Jul 27, 2009 11:21
"In a house on the main shopping street of Pompeii, a pair of human skeletons lies. And on the wall beside them, in brightly colored brush strokes, this image is displayed: flowers and songbirds living in a green world on the slopes of a mountain. And by the aid of PCR, and electron microprobe, and computer, DNA from the bones teaches us that the skeletons were father and son. In August of A.D. 79, the pair climbed atop a knee-deep drift of volcanic dust that had snowed down from the mount and flowed indoors - flowed from the very same mountain depicted upon the wall. The boy, aged about fourteen years, is lying on his back upon the drift. His jaw hangs open at an angle suggestive of a last conscious moment spent gaping like a fish, and trying to swallow air.

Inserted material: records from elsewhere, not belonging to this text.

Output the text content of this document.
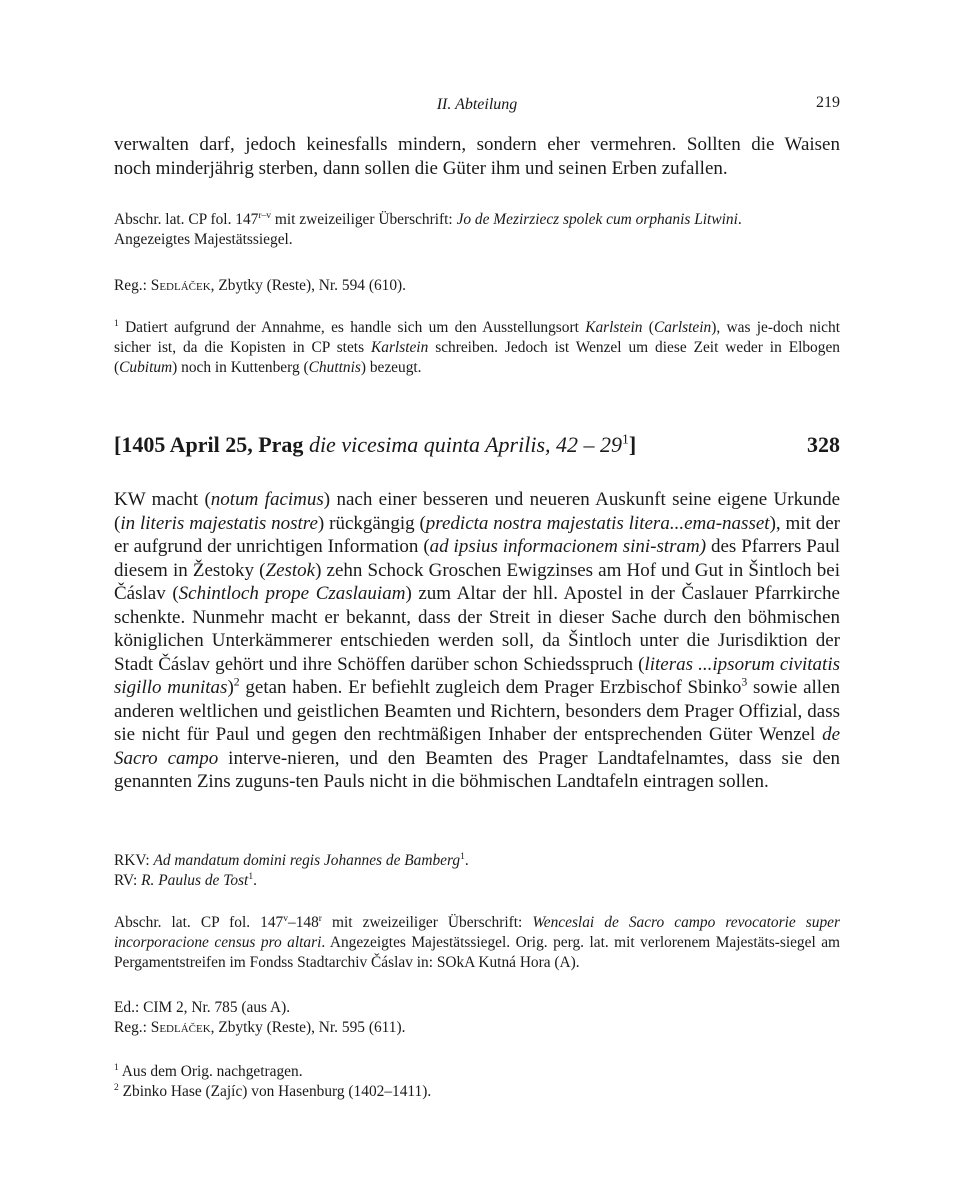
II. Abteilung	219
verwalten darf, jedoch keinesfalls mindern, sondern eher vermehren. Sollten die Waisen
noch minderjährig sterben, dann sollen die Güter ihm und seinen Erben zufallen.
Abschr. lat. CP fol. 147$^{r-v}$ mit zweizeiliger Überschrift: Jo de Mezirziecz spolek cum orphanis Litwini.
Angezeigtes Majestätssiegel.
Reg.: Sedláček, Zbytky (Reste), Nr. 594 (610).
$^1$ Datiert aufgrund der Annahme, es handle sich um den Ausstellungsort Karlstein (Carlstein), was je-doch nicht sicher ist, da die Kopisten in CP stets Karlstein schreiben. Jedoch ist Wenzel um diese Zeit weder in Elbogen (Cubitum) noch in Kuttenberg (Chuttnis) bezeugt.
[1405 April 25, Prag die vicesima quinta Aprilis, $42 - 29^1$]	328
KW macht (notum facimus) nach einer besseren und neueren Auskunft seine eigene Urkunde (in literis majestatis nostre) rückgängig (predicta nostra majestatis litera...ema-nasset), mit der er aufgrund der unrichtigen Information (ad ipsius informacionem sini-stram) des Pfarrers Paul diesem in Žestoky (Zestok) zehn Schock Groschen Ewigzinses am Hof und Gut in Šintloch bei Čáslav (Schintloch prope Czaslauiam) zum Altar der hll. Apostel in der Časlauer Pfarrkirche schenkte. Nunmehr macht er bekannt, dass der Streit in dieser Sache durch den böhmischen königlichen Unterkämmerer entschieden werden soll, da Šintloch unter die Jurisdiktion der Stadt Čáslav gehört und ihre Schöffen darüber schon Schiedsspruch (literas ...ipsorum civitatis sigillo munitas)$^2$ getan haben. Er befiehlt zugleich dem Prager Erzbischof Sbinko$^3$ sowie allen anderen weltlichen und geistlichen Beamten und Richtern, besonders dem Prager Offizial, dass sie nicht für Paul und gegen den rechtmäßigen Inhaber der entsprechenden Güter Wenzel de Sacro campo interve-nieren, und den Beamten des Prager Landtafelnamtes, dass sie den genannten Zins zuguns-ten Pauls nicht in die böhmischen Landtafeln eintragen sollen.
RKV: Ad mandatum domini regis Johannes de Bamberg$^1$.
RV: R. Paulus de Tost$^1$.
Abschr. lat. CP fol. 147$^v$–148$^r$ mit zweizeiliger Überschrift: Wenceslai de Sacro campo revocatorie super incorporacione census pro altari. Angezeigtes Majestätssiegel. Orig. perg. lat. mit verlorenem Majestäts-siegel am Pergamentstreifen im Fondss Stadtarchiv Čáslav in: SOkA Kutná Hora (A).
Ed.: CIM 2, Nr. 785 (aus A).
Reg.: Sedláček, Zbytky (Reste), Nr. 595 (611).
$^1$ Aus dem Orig. nachgetragen.
$^2$ Zbinko Hase (Zajíc) von Hasenburg (1402–1411).
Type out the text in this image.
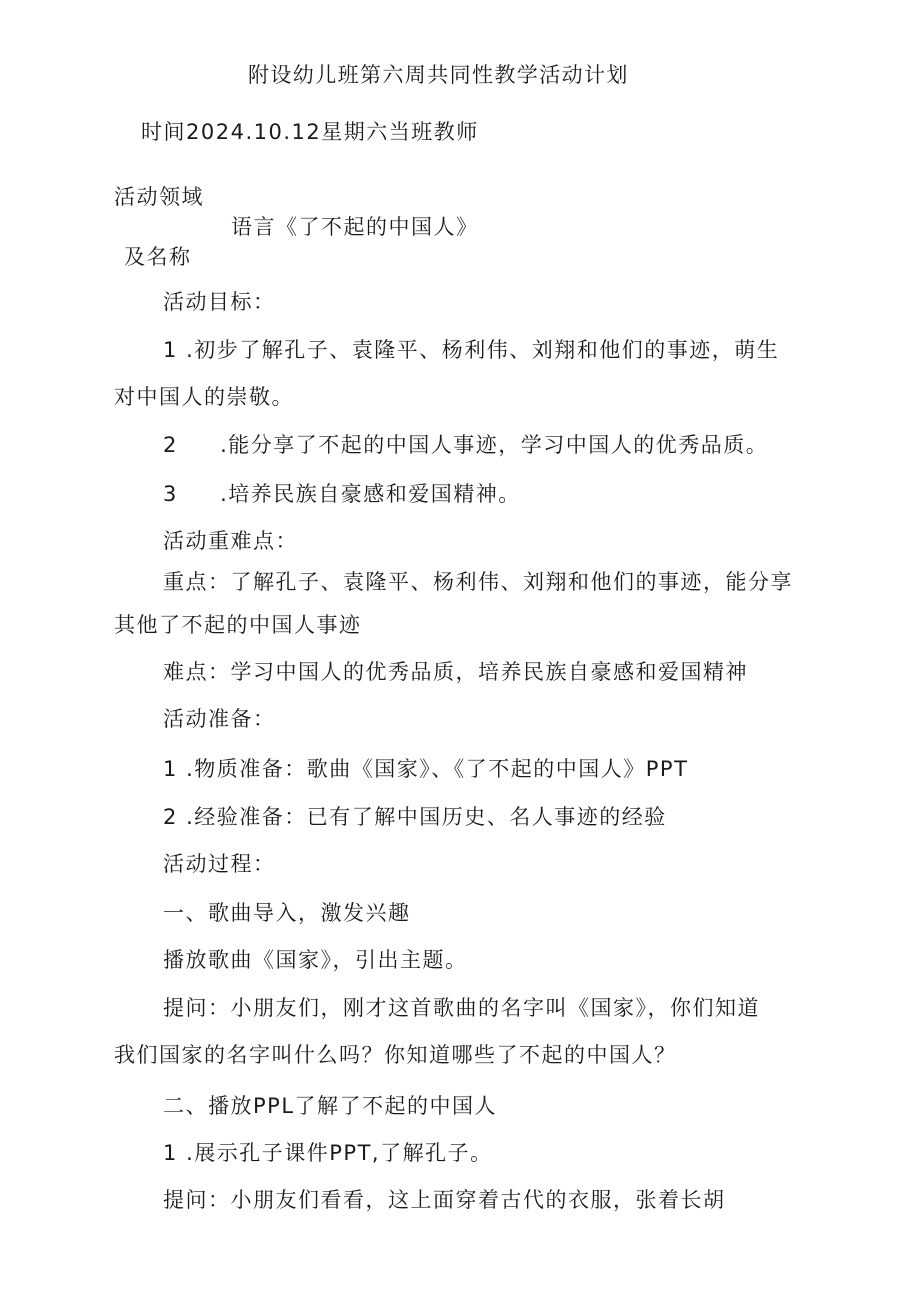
附设幼儿班第六周共同性教学活动计划
时间2024.10.12星期六当班教师
活动领域
语言《了不起的中国人》
及名称
活动目标：
1 .初步了解孔子、袁隆平、杨利伟、刘翔和他们的事迹，萌生
对中国人的崇敬。
2 .能分享了不起的中国人事迹，学习中国人的优秀品质。
3 .培养民族自豪感和爱国精神。
活动重难点：
重点：了解孔子、袁隆平、杨利伟、刘翔和他们的事迹，能分享
其他了不起的中国人事迹
难点：学习中国人的优秀品质，培养民族自豪感和爱国精神
活动准备：
1 .物质准备：歌曲《国家》、《了不起的中国人》PPT
2 .经验准备：已有了解中国历史、名人事迹的经验
活动过程：
一、歌曲导入，激发兴趣
播放歌曲《国家》，引出主题。
提问：小朋友们，刚才这首歌曲的名字叫《国家》，你们知道
我们国家的名字叫什么吗？你知道哪些了不起的中国人？
二、播放PPL了解了不起的中国人
1 .展示孔子课件PPT,了解孔子。
提问：小朋友们看看，这上面穿着古代的衣服，张着长胡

His head is turned to one side, as if to fix his gaze forever upon his father's outstretched left hand. They died, apparently, at the same instant, their fingers gently entwined.
In the Vesuvian ash, among bones shut out from starlight and from sunlight for close on two thousand years, I have gazed into the eyeless sockets of a skull that never lived to see a pocket-computer-assisted scientist, never lived to see flying machines above the mount or space station Alpha speeding beneath the stars. And though the empire of Rome stretches far and awat, like a civilization completely alien to us, the bones speak of our common humanity, speak still, from their last second of life, of love and mutual tenderness."